Prece
Há
muitos anos, fiz um curso com o Flávio. Àquela época o conhecíamos como Flávio,
o italiano bonachão, carismático, bem humorado, que desejava ser padre e vinha
de vez em quando para Belém atuar nas obras salesianas. Ordenou-se, exerceu o
sacerdócio e foi além. Que eu conte, foi Bispo de Abaetetuba, Santarém e, agora
por esses tempos comuns, é o representante de Cristo no Acre. Inspira uma
reflexão muito atual porque toda vez que lembro dele, me vem o curso que
ministrou sobre as ‘virtudes teologais’, que as traduzo como sendo as
expressões do verdadeiro apostolado cristão.
Muita
coisa mudou desde aqueles anos 80, quando eu me envolvia na fé e na vivência,
em causas salesianas.

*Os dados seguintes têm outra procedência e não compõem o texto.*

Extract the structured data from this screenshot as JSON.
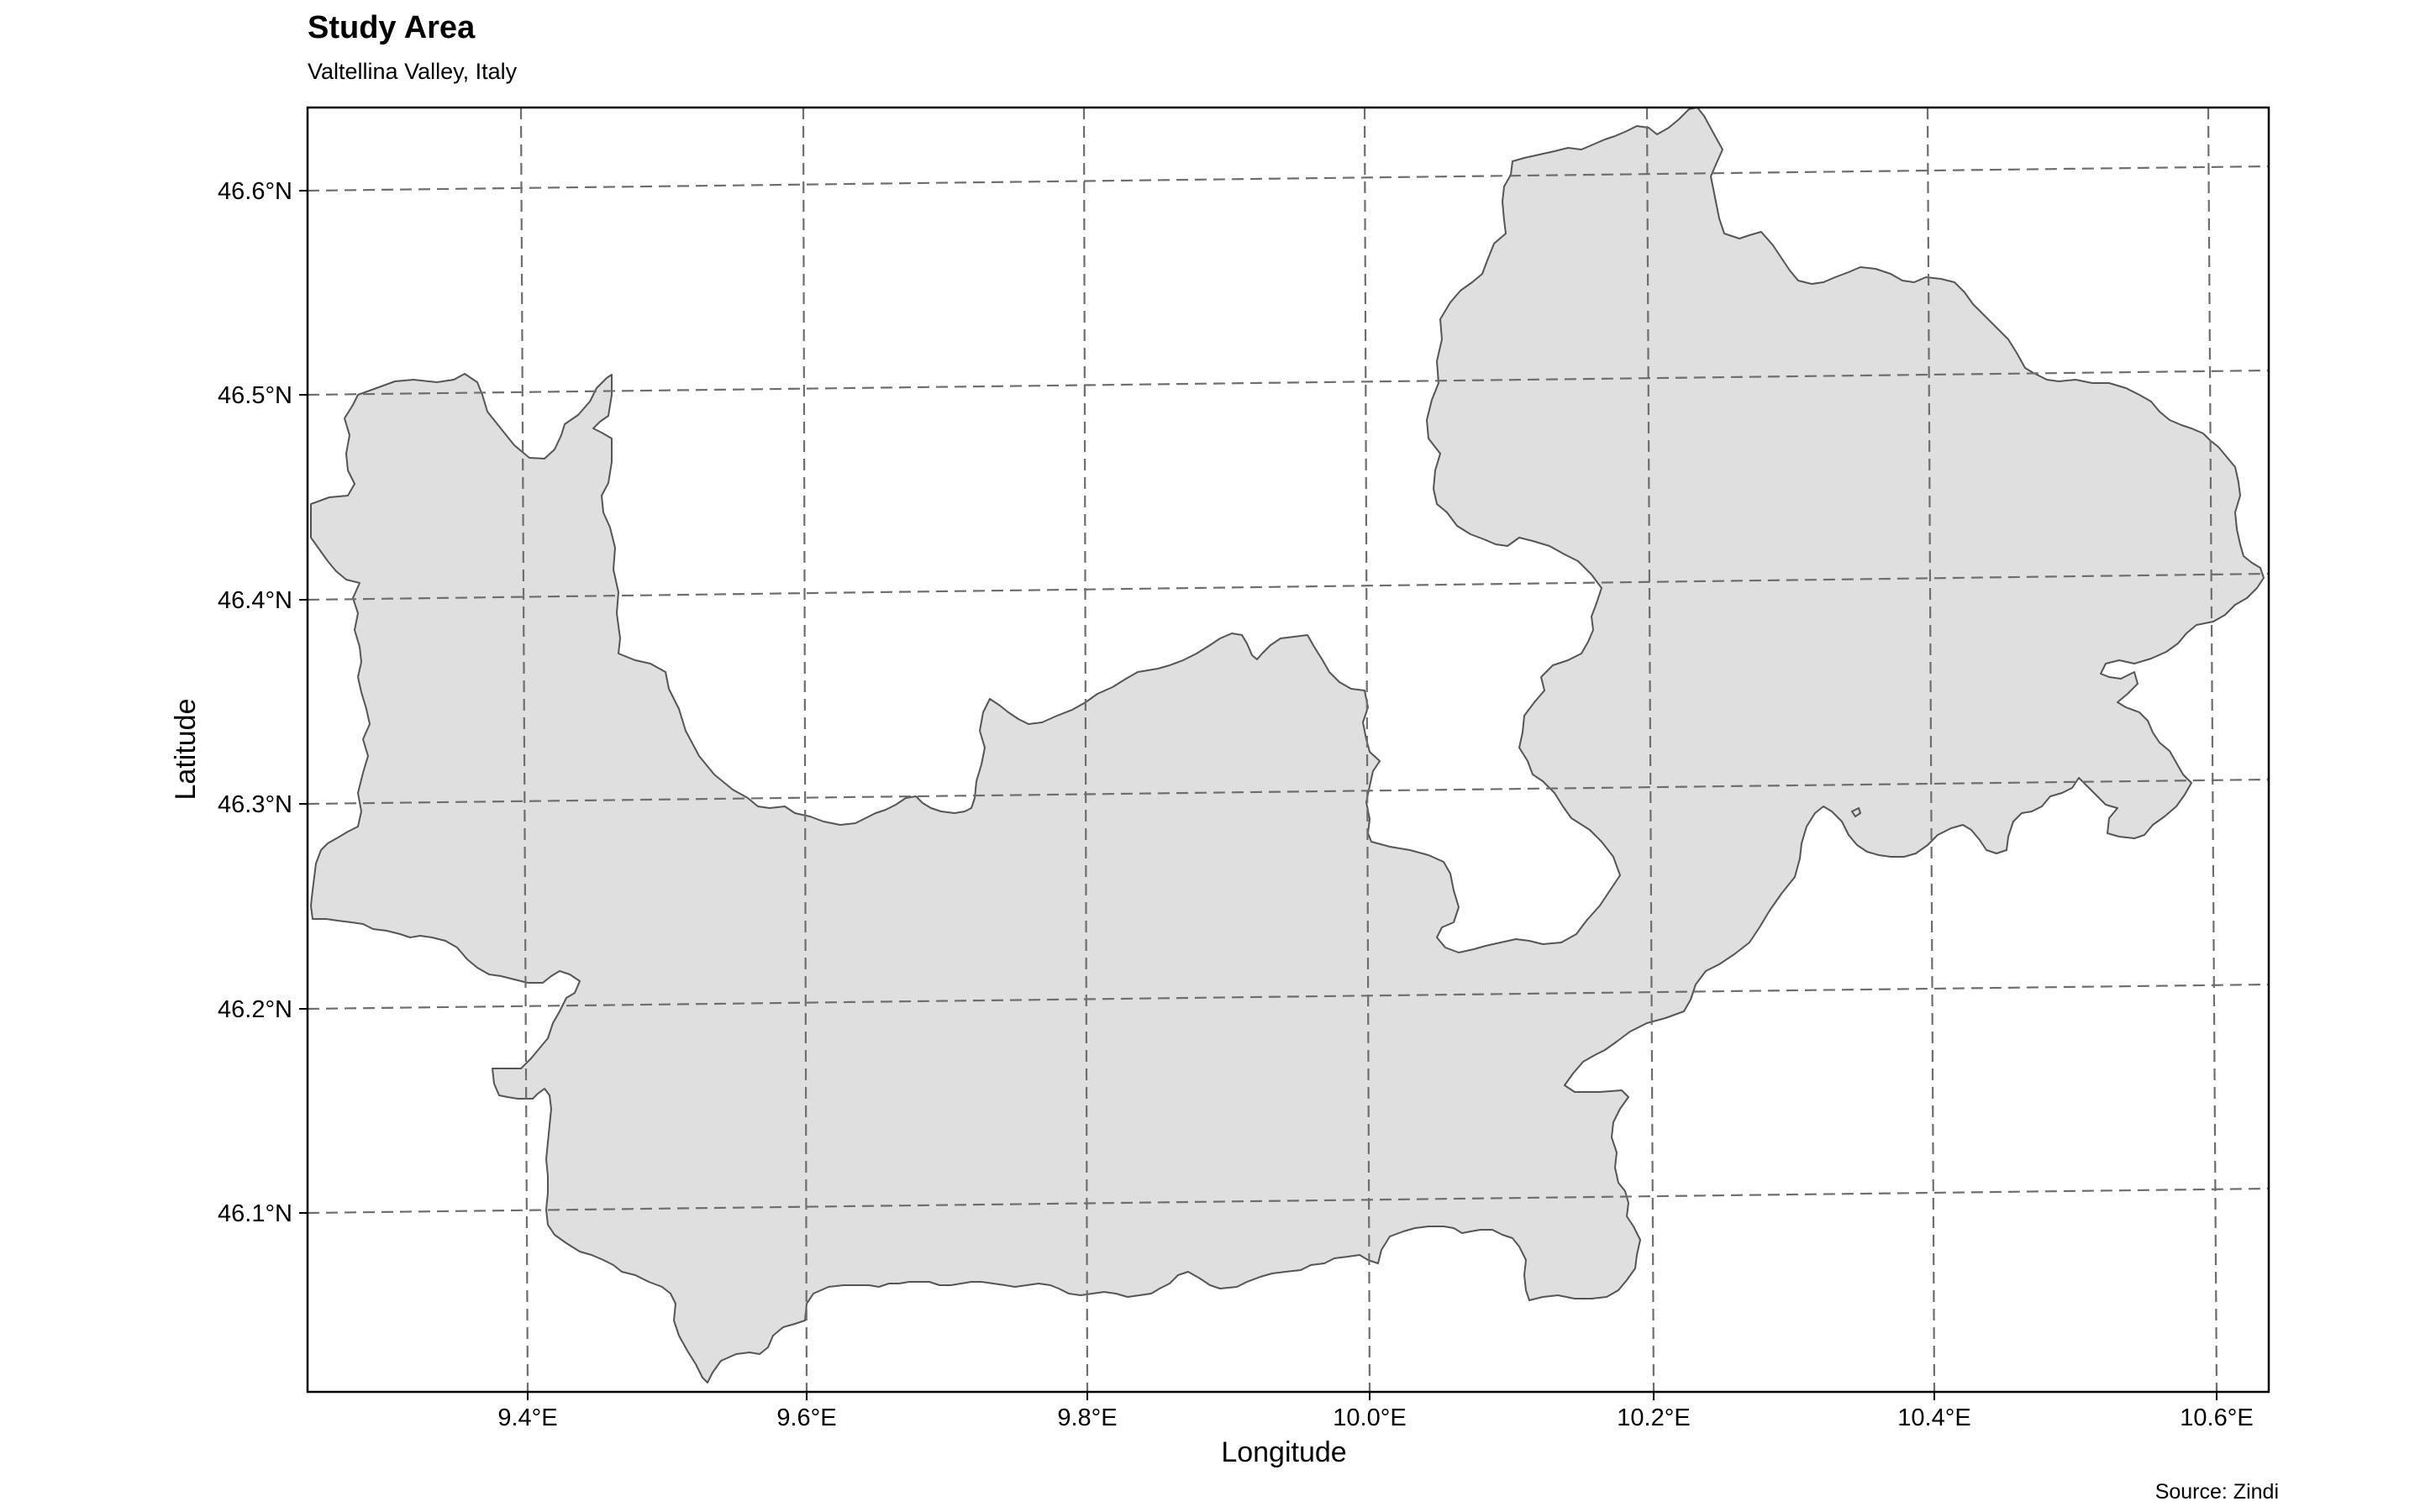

De lá, a cá, posso dizer que minha certeza dilui-se em
sucessivas frustrações e críticas profundas. Dúvidas submersas passaram a regar a minha
vida. No entanto, o que fica de bom, a gente não descarta.
As
virtudes se expressam em “fé, esperança e caridade”. São conceitos muito
complexos (vemos hoje como essas expressões são desvirtuadas, aviltadas,
imoladas). Naqueles dias, a generosidade de Flávio subiu a régua e nos ofereceu
a interação com a sabedoria abrigada na Igreja. As virtudes não eram temas do
vulgo, e nas suas complexidades, eram tratadas como propriedades do alto clero.
Ao menos a mim, que nunca ouvira falar delas, assim me pareciam.
Torno
aos nossos tempos. Desses valores tão necessários, urge nutrirmos a
esperança. Meu Deus, me perdoe a minha
descrença e, por ora, a minha leviandade, o meu pragmatismo mundano, mas
humildemente te peço que me dê uma luz. Mostra para mim, meu pai, um caminho
para ter esperança. E vou ser mais claro nesta minha reza. Pode rotular, não
tem problema, de interesseira, dirigida, encomendada na inspiração de um
descrente: Poupa, Senhor, os nossos jovens. As nossas crianças.
A
eles, é dado o futuro. Não precisa ser só de acertos. Deixa que se realizem nas
tentativas. Engalanem-se nos sucessos, reflitam nos fracassos. Deixa que
tentem. Que vivam para experimentar as leis da natureza, para forjar milagres
humanos, para remendarem e prolongarem o tempo. Venho, meu bom Pai, diante de
vós, na minha loucura, na minha insensatez, na minha hipocrisia agnóstica,
desavergonhadamente, sem pudor nenhum. Quedo-me desvestido das vestes
engalanadas de cultos, como o Santo Chiquinho, a renunciar à minha soberbia,
aos meus pendores sociais, e em trégua com minha desconfiança e distância dos
designos celestes, te peço. Cuida dos nossos jovens, das nossas próximas
gerações. Não podemos mais pensar num futuro descontaminado da dor, quando
vemos enfileirados, caixões de crianças em Gaza. Bebês refugiados nos ermos,
balas perdidas nas favelas, destruindo sonhos. Garotos e garotas perdidos no
auge da vida, do despertar das mais desafiadoras experiências. Às crianças e
aos jovens, está destinado o futuro do nosso planeta azul. Não os deixe
sucumbir à negação ou ao aprisionamento do pensamento raso. E que tua vontade, Senhor de tudo e das
coisas, nos dê acreditar na esperança e não no pranto sem medidas ou na dor
infinita e inapelável, como esta que de maneira tão cruel, nos abate, assim em
um repente do dezembro. Esperança não importa qual. Se aquela advogada pelos
cânones eclesiásticos ou esta nossa, de esquina, de vida vivida, de conquista
do pão de cada dia, de carinhos às pessoas tão amadas.
Esta
semana, minha razão foi abalada. A serenidade deste sexagenário foi questionada,
a extensão da vida; dolorosamente o ciclo lógico da espécie sofreu um duro
golpe. Acudi-me aos ensinamentos de Dom Flávio, que continham uma justa
substância real, concreta, ponderável. De
religiosidade e racionalidade. E neles, busco o amparo.
Que
o ano novo nos redima. E que a gente busque, na vera, na real, e de coração,
viver na esperança... na fé e na caridade.